My favorite amphibian by far is the salamander; and I was reading a story not too long ago about a salamander in China that is 6 feet long! It holds the record as the largest amphibian. I think salamanders are really cute, but this one was kind of gross, since it was so slimy. Most people don't know about them or have never seen one. If you just walk around near a stream and start turning over rocks and logs, though, you're bound to find one. The coolest thing about salamanders and a lot of other amphibians is that they can regrow lost body parts like tails and toes!

titans62
Post 5

@JimmyT - I believe the Latin roots are more meant to represent the fact that amphibians have two distinct life stages. First they are born in the water and are dependent on it for life and then they move onto land. Even when land-based amphibians move out of the water, they still spend a good deal of time around it for survival.

I did find it very interesting that the first amphibians were so big. I was also aware of their respiratory system and had always heard that as being one of the main reasons for why there were never any huge amphibians around. Does anyone have any idea what the biggest amphibian alive today is? The biggest one I have ever seen what a newt that my friend used to have when I was in college. It might have been a foot long or so.

JimmyT
Post 4

@TrogJoe19 - I wasn't aware of what the etymology of the word amphibian was. I find that find of interesting, because plenty of other animals spend relatively equal proportions of time on land and in water.

There are quite a few different types of water snakes. Around where I live, we have something called a cottonmouth that lives in swamps and very wet places. You also have sea turtles, which are reptiles that spend the majority of their time underwater.

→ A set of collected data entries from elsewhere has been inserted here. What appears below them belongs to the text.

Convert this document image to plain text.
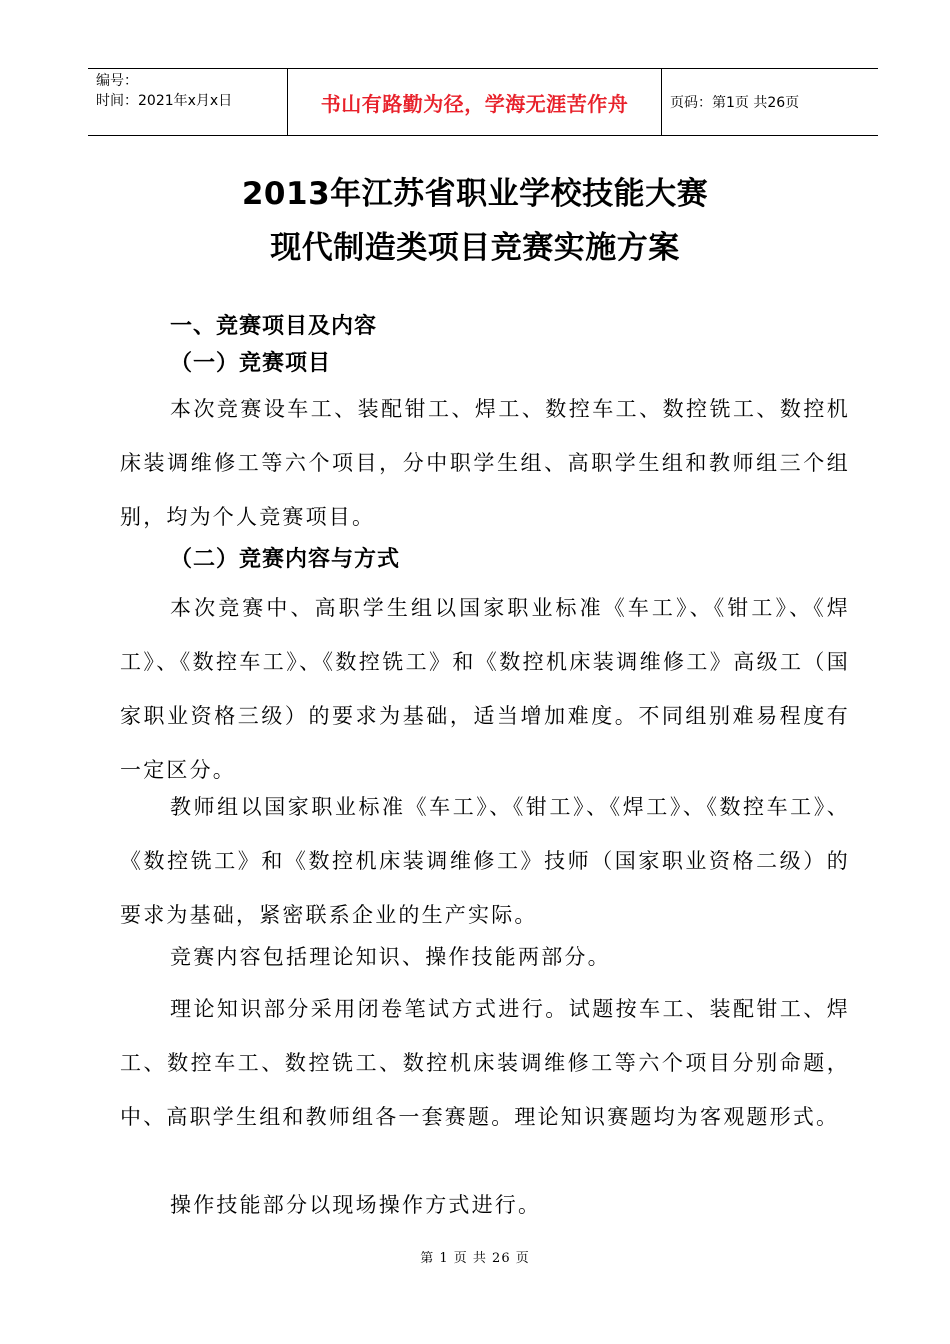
编号：
时间：2021年x月x日	书山有路勤为径，学海无涯苦作舟	页码：第1页 共26页
2013年江苏省职业学校技能大赛
现代制造类项目竞赛实施方案
一、竞赛项目及内容
（一）竞赛项目
本次竞赛设车工、装配钳工、焊工、数控车工、数控铣工、数控机床装调维修工等六个项目，分中职学生组、高职学生组和教师组三个组别，均为个人竞赛项目。
（二）竞赛内容与方式
本次竞赛中、高职学生组以国家职业标准《车工》、《钳工》、《焊工》、《数控车工》、《数控铣工》和《数控机床装调维修工》高级工（国家职业资格三级）的要求为基础，适当增加难度。不同组别难易程度有一定区分。
教师组以国家职业标准《车工》、《钳工》、《焊工》、《数控车工》、《数控铣工》和《数控机床装调维修工》技师（国家职业资格二级）的要求为基础，紧密联系企业的生产实际。
竞赛内容包括理论知识、操作技能两部分。
理论知识部分采用闭卷笔试方式进行。试题按车工、装配钳工、焊工、数控车工、数控铣工、数控机床装调维修工等六个项目分别命题，中、高职学生组和教师组各一套赛题。理论知识赛题均为客观题形式。
操作技能部分以现场操作方式进行。
第 1 页 共 26 页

Aquatic mammals aren't as common but you can find things like beavers, muskrats, and even platypus that spend a lot of time in the water.

jmc88
Post 3

@BostonIrish - I would say that a lot more than the amphibian life cycle separates them from reptiles. We are learning about them right now in class. Yes, it is true that the young of amphibians have to go through stages, but scientists usually go by a lot of different things.

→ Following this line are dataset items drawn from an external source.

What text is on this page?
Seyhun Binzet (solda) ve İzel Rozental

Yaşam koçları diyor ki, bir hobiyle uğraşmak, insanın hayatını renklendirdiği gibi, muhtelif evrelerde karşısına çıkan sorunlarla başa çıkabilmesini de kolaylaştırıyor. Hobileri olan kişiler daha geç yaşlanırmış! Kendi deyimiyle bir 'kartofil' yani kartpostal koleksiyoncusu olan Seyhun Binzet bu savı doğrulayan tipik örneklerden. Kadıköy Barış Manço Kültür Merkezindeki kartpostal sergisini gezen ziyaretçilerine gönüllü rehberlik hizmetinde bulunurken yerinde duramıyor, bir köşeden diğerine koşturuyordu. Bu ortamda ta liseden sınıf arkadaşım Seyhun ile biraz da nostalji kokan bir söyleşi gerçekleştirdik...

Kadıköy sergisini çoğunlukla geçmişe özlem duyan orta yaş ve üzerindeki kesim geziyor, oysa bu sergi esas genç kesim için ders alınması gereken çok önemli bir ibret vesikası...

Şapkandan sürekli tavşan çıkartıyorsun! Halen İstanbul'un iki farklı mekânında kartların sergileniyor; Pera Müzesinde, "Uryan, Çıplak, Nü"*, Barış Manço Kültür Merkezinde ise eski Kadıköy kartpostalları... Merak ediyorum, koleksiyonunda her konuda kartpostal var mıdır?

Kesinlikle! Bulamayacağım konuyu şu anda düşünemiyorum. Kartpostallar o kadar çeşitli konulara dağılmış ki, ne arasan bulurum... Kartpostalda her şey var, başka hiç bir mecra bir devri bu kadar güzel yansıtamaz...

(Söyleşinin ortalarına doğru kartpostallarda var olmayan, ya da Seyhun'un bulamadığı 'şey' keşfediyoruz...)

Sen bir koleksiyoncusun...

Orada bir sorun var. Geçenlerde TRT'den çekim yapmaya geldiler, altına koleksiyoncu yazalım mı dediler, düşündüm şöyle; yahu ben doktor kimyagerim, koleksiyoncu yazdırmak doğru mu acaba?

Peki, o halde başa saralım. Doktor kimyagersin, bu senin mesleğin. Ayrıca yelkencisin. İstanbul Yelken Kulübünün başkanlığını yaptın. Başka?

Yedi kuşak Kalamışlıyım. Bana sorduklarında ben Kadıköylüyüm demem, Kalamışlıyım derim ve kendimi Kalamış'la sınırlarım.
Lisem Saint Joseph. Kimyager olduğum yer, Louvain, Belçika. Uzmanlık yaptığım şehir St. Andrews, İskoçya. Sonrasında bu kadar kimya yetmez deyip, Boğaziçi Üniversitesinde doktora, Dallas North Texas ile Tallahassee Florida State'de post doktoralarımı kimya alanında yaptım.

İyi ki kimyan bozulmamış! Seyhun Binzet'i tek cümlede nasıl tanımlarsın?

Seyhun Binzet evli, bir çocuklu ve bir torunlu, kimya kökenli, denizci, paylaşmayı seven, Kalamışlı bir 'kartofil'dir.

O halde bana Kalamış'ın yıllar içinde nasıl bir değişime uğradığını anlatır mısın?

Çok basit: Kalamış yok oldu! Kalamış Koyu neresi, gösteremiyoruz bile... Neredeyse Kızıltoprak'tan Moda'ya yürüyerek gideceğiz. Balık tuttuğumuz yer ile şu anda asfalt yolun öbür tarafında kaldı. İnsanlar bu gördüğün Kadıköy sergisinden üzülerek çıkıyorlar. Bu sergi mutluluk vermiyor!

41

Probably the most defining feature of amphibians is that they have smooth, wet skin most of the time. This is because they don't have lungs like reptiles and mammals have. They have to get most of their oxygen through little pores in their skin. Having water on their skins makes it easier for oxygen to diffuse to their lungs and circulate around their bodies.

There are a lot of other differences having to do with the way the eggs develop as well as other parts of the anatomy.

BostonIrish
Post 2

The main difference between amphibians and reptiles is their life cycle. Amphibians morph over time while reptiles are born looking like a miniature version of their parents.

TrogJoe19
Post 1

Amphibians are quite unique in that they are both aquatic and land animals. They do not give live birth, but lay eggs, much like reptiles. Amphibian is from ambi- bios, which is Greek for both sides- life. They live their lives in both water and land. As young tadpoles, they are much like fish, and grow legs to live on the land.